A cura di Scuola di Robotica

Il robot RoyDyMan dirige l’orchestra del Festival di Ravello 2019

Il robot RoyDyMan dirige l'orchestra del Festival di Ravello 2019

Un interessante esperimento di interazione uomo – robot. Apprendimento guidato del robot RoDyMan che dirige un’orchestra a Ravello Festival 2019.

 

“Lezione zero di Controlli dei robot: che cosa significa controllare un robot in modalità interattiva e non in modalità autonoma”. Bruno Siciliano a Ravello, 23 luglio 2019

IL ROBOT RODYMAN DIRIGE L’ORCHESTRA DEL RAVELLO FESTIVAL 2019

I PROTAGONISTI:

  • RoDyMan, acronimo di Robotic Dynamic Manipulation, è un progetto di ricerca finanziato dall’European Research Council al Consorzio CREATE e condotto presso il PRISMA Lab del Dipartimento di Ingegneria Elettrica e Tecnologie dell’Informazione dell’Università di Napoli Federico II;
  • RoDyMan, il robot
  • il Professore Bruno Siciliano dell’Università di Napoli Federico II e coordinatore del progetto RoDyMan e del PRISMA Lab;
  • l’Ensemble Strumentale del Conservatorio “Giuseppe Martucci” di Salerno diretta dal Direttore Massimiliano Carlini;
  • Ravello, l’evento “Burattino senza fili — Automi, Robot, Intelligenze artificiali: la nuova travolgente rivoluzione industriale”.

L’EVENTO

Il 23 luglio 2019 il robot Rodyman ha diretto l’Orchestra Ravello Festival 2019  per l’evento tra scienza, musica e spettacolo “Burattino senza fili”: Automi, Robot, Intelligenze artificiali. All’evento hanno partecipano il professor Bruno Siciliano, che ha descritto la sperimentazione; l’Ensemble Strumentale del Conservatorio “G. Martucci” di Salerno e il maestro Massimiliano Carlini.

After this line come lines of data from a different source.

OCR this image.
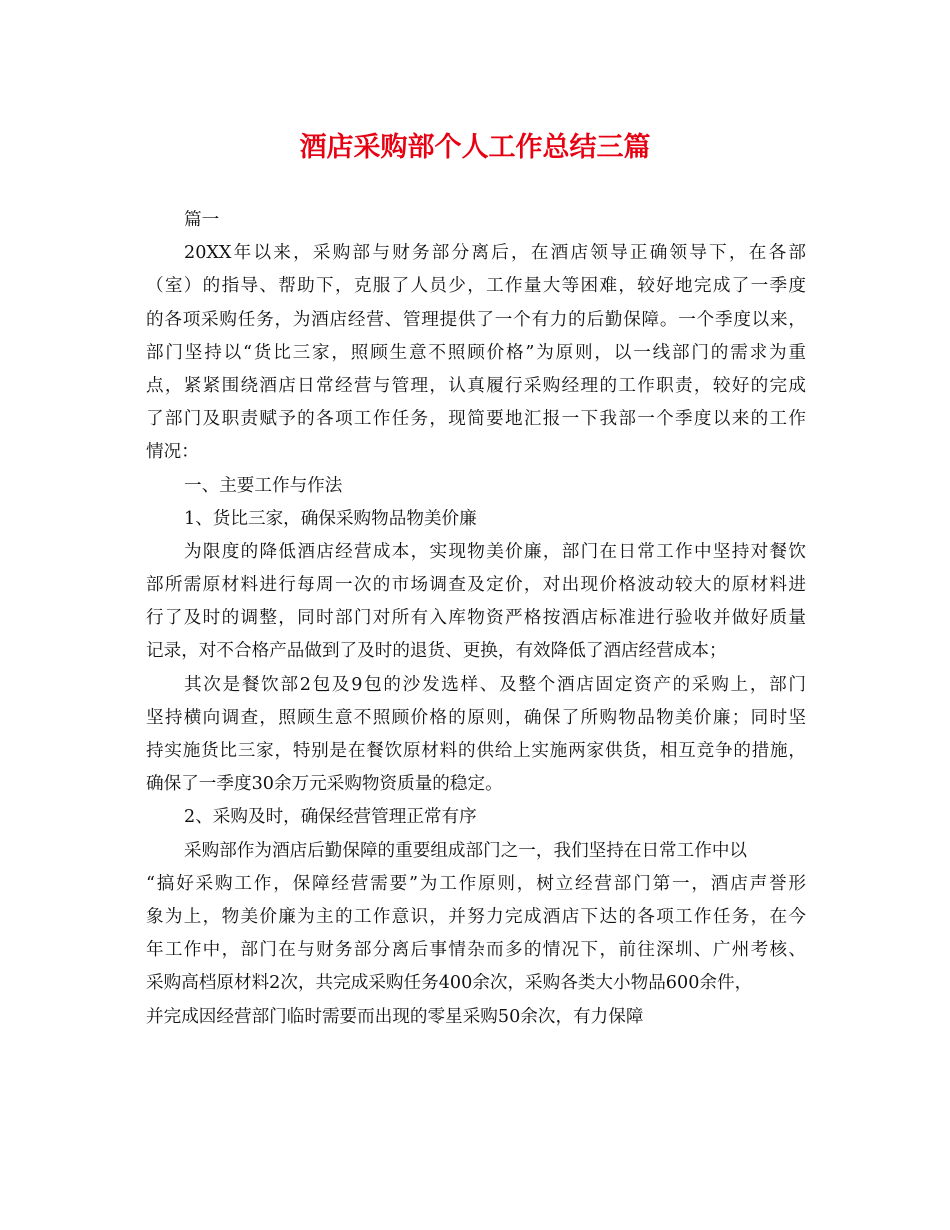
酒店采购部个人工作总结三篇
篇一
20XX年以来，采购部与财务部分离后，在酒店领导正确领导下，在各部
（室）的指导、帮助下，克服了人员少，工作量大等困难，较好地完成了一季度
的各项采购任务，为酒店经营、管理提供了一个有力的后勤保障。一个季度以来，
部门坚持以“货比三家，照顾生意不照顾价格”为原则，以一线部门的需求为重
点，紧紧围绕酒店日常经营与管理，认真履行采购经理的工作职责，较好的完成
了部门及职责赋予的各项工作任务，现简要地汇报一下我部一个季度以来的工作
情况：
一、主要工作与作法
1、货比三家，确保采购物品物美价廉
为限度的降低酒店经营成本，实现物美价廉，部门在日常工作中坚持对餐饮
部所需原材料进行每周一次的市场调查及定价，对出现价格波动较大的原材料进
行了及时的调整，同时部门对所有入库物资严格按酒店标准进行验收并做好质量
记录，对不合格产品做到了及时的退货、更换，有效降低了酒店经营成本；
其次是餐饮部2包及9包的沙发选样、及整个酒店固定资产的采购上，部门
坚持横向调查，照顾生意不照顾价格的原则，确保了所购物品物美价廉；同时坚
持实施货比三家，特别是在餐饮原材料的供给上实施两家供货，相互竞争的措施，
确保了一季度30余万元采购物资质量的稳定。
2、采购及时，确保经营管理正常有序
采购部作为酒店后勤保障的重要组成部门之一，我们坚持在日常工作中以
“搞好采购工作，保障经营需要”为工作原则，树立经营部门第一，酒店声誉形
象为上，物美价廉为主的工作意识，并努力完成酒店下达的各项工作任务，在今
年工作中，部门在与财务部分离后事情杂而多的情况下，前往深圳、广州考核、
采购高档原材料2次，共完成采购任务400余次，采购各类大小物品600余件，
并完成因经营部门临时需要而出现的零星采购50余次，有力保障
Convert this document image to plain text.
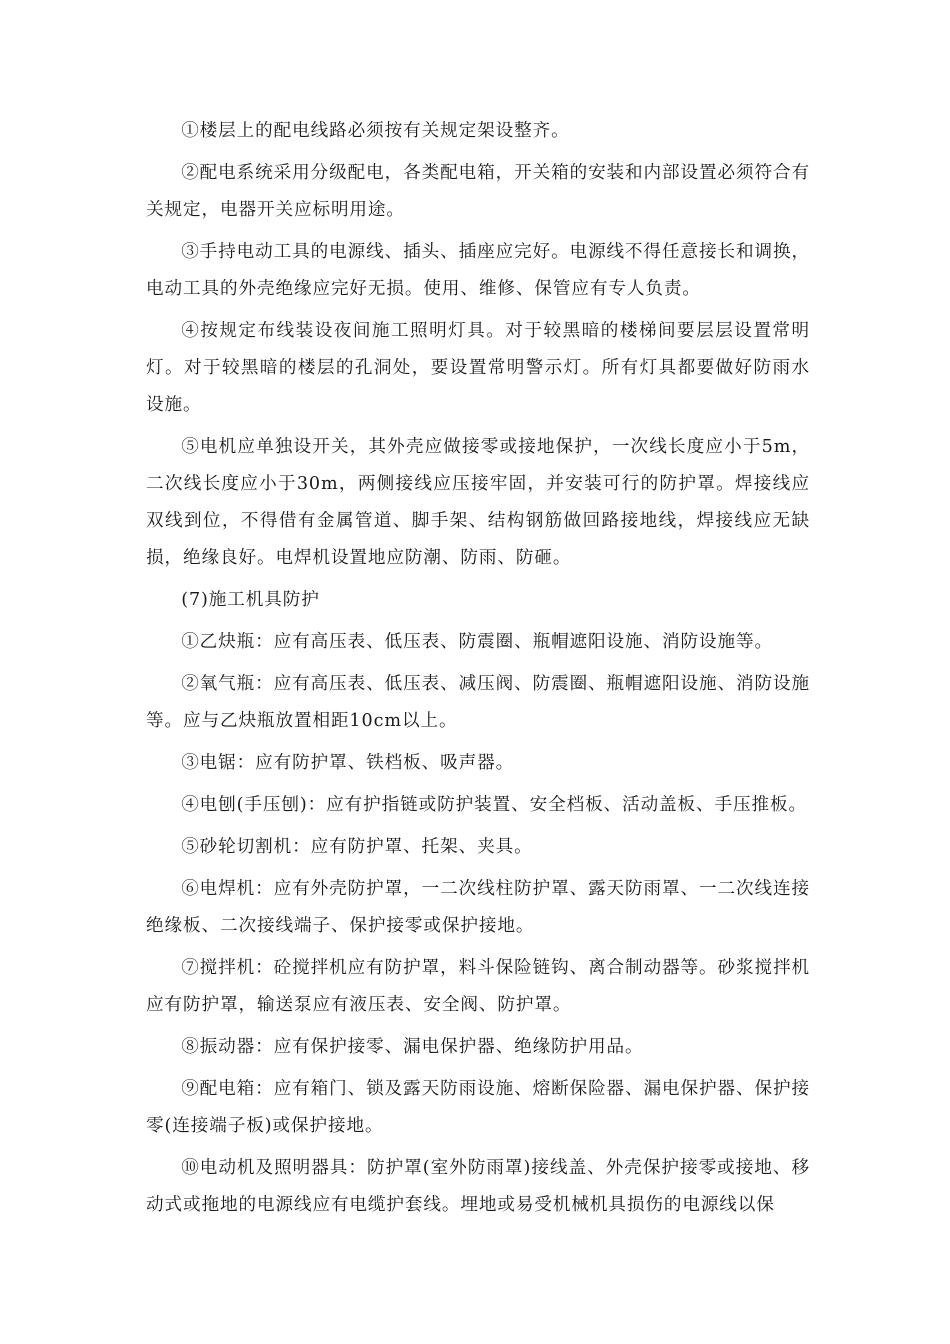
①楼层上的配电线路必须按有关规定架设整齐。

②配电系统采用分级配电，各类配电箱，开关箱的安装和内部设置必须符合有关规定，电器开关应标明用途。

③手持电动工具的电源线、插头、插座应完好。电源线不得任意接长和调换，电动工具的外壳绝缘应完好无损。使用、维修、保管应有专人负责。

④按规定布线装设夜间施工照明灯具。对于较黑暗的楼梯间要层层设置常明灯。对于较黑暗的楼层的孔洞处，要设置常明警示灯。所有灯具都要做好防雨水设施。

⑤电机应单独设开关，其外壳应做接零或接地保护，一次线长度应小于5m，二次线长度应小于30m，两侧接线应压接牢固，并安装可行的防护罩。焊接线应双线到位，不得借有金属管道、脚手架、结构钢筋做回路接地线，焊接线应无缺损，绝缘良好。电焊机设置地应防潮、防雨、防砸。

(7)施工机具防护

①乙炔瓶：应有高压表、低压表、防震圈、瓶帽遮阳设施、消防设施等。

②氧气瓶：应有高压表、低压表、减压阀、防震圈、瓶帽遮阳设施、消防设施等。应与乙炔瓶放置相距10cm以上。

③电锯：应有防护罩、铁档板、吸声器。

④电刨(手压刨)：应有护指链或防护装置、安全档板、活动盖板、手压推板。

⑤砂轮切割机：应有防护罩、托架、夹具。

⑥电焊机：应有外壳防护罩，一二次线柱防护罩、露天防雨罩、一二次线连接绝缘板、二次接线端子、保护接零或保护接地。

⑦搅拌机：砼搅拌机应有防护罩，料斗保险链钩、离合制动器等。砂浆搅拌机应有防护罩，输送泵应有液压表、安全阀、防护罩。

⑧振动器：应有保护接零、漏电保护器、绝缘防护用品。

⑨配电箱：应有箱门、锁及露天防雨设施、熔断保险器、漏电保护器、保护接零(连接端子板)或保护接地。

⑩电动机及照明器具：防护罩(室外防雨罩)接线盖、外壳保护接零或接地、移动式或拖地的电源线应有电缆护套线。埋地或易受机械机具损伤的电源线以保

Né i movimenti del robot né le traiettorie della bacchetta sono stati programmati al computer. “Stavolta no – afferma il professore Siciliano. Convinti che non basti una macchina a dirigere un’orchestra, in modo freddo e sempre allo stesso modo, abbiamo personalizzato i movimenti del nostro umanoide”. Il maestro Carlini ha collaborato all’impresa: per alcuni giorni  si è recato al Prisma Lab e, con sensori ai polsi e alla testa, ha “diretto” una immaginaria orchestra.

“Abbiamo fatto indossare [al maestro Carlini] un giubbotto sensorizzato – spiega Bruno Siciliano – e sensori ai polsi e alla testa. Poi il maestro ha finto di dirigere il suo ensemble, su musiche di Bach. Con un nostro software abbiamo acquisito tutti i dati del suo movimento e un manichino virtuale, sullo schermo di un computer, li ha replicati. Poi i movimenti sono stati passati al robot che li ha “appresi” e ora è in grado di replicarli”.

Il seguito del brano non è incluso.